第78回 職務に対する満足感

投稿者:高橋 一公

 労働意欲や職務に対するモチベーションに影響を与えているものに「職務満足感」があります。何によって自分の職務行動が動機づけられているかは個々人で異なっており、職務の達成や他者からの承認によって満足を感じる場合もあれば、職場環境や待遇、対人関係などによって満足を感じることもあります。当然のことながら満足感が高まれば生産性や作業量の増大といった組織や個人へ肯定的な結果として現れることが多いのですが、逆に満足感が低くなれば生産性の低下など個人や組織に否定的な結果に結びつきやすくなるようです。
 ロック(Locke,E.A.)は、「職務満足は、個人の仕事の評価や仕事の経験から得られる喜ばしい感情、あるいは肯定的な感情である」と定義しています。

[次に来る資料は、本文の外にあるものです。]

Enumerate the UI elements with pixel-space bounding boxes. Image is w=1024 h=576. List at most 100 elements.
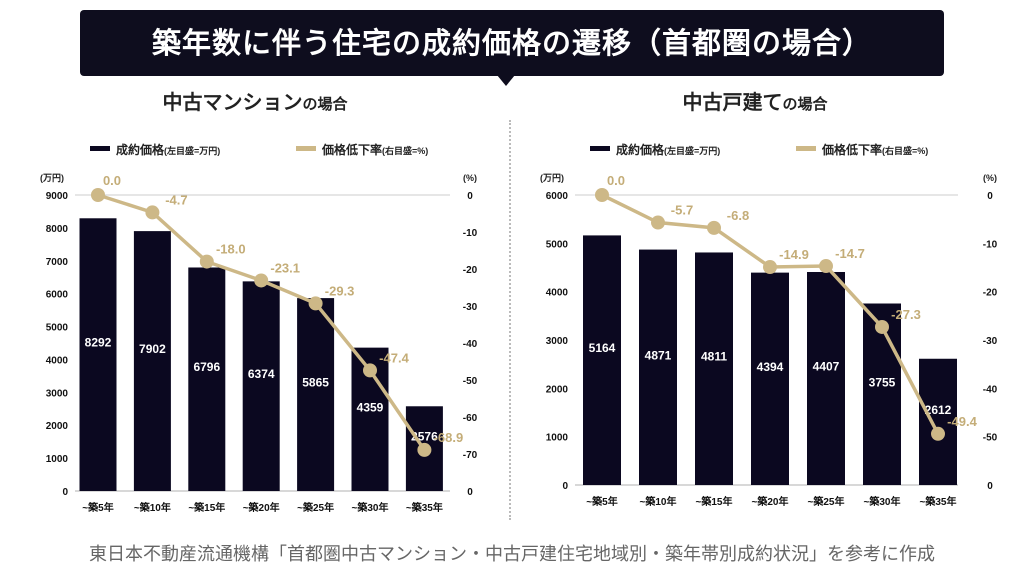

これは仕事の評価などによって生じる私たちの肯定的な感情を意味していると理解できます。しかし、医療や看護、福祉、教育などの対人援助を主とする職場では働く者だけでなく、サービスを受ける側、要するに患者や要支援者、生徒・学生の感情変化によって職務満足が影響を受ける可能性があります。特に医療に関わる職場の場合、疾病や障害によって危機的な状況にある患者が持つ心理状態はセンシティブで、働く者が職務に肯定的な感情を持っていたとしてもそれが患者の肯定的な感情につながるわけではありません。このようなすれ違いは「無力感」という否定的な感情につながりやすいことも知っておく必要があるでしょう。
 
 最近、保育士のストレスに関する調査にかかわる機会があり、保育士のストレスに職務満足感が影響していることが示されました。保育士の職務満足感をどう定義するか、またどのように測定するのかという問題は残されています。しかし、待遇や労働環境の改善も当然ですが、「職場の人間関係」や「職務への誇り」、「職場からの信頼」などがこの満足感に影響を与えていることは確かなようです。
 言い換えれば、保育士も自らが職務に対して誇りを持つとともに保護者や同僚から肯定的に評価されるなど職場の良好な人間関係が職務へのモチベーションを維持するための重要な要因といってもいいのではないでしょうか。
 

takahashi_ikko
髙橋 一公 (Ikko Takahashi)
プロフィール 
専門:生涯発達心理学、高齢者心理学

略歴:明星大学大学院人文学研究科修了、一般企業にて適性検査等の企画開発に従事。その後、山梨、群馬の私立大学を経て現職。臨床発達心理士。著書に「生涯発達心理学15講」等。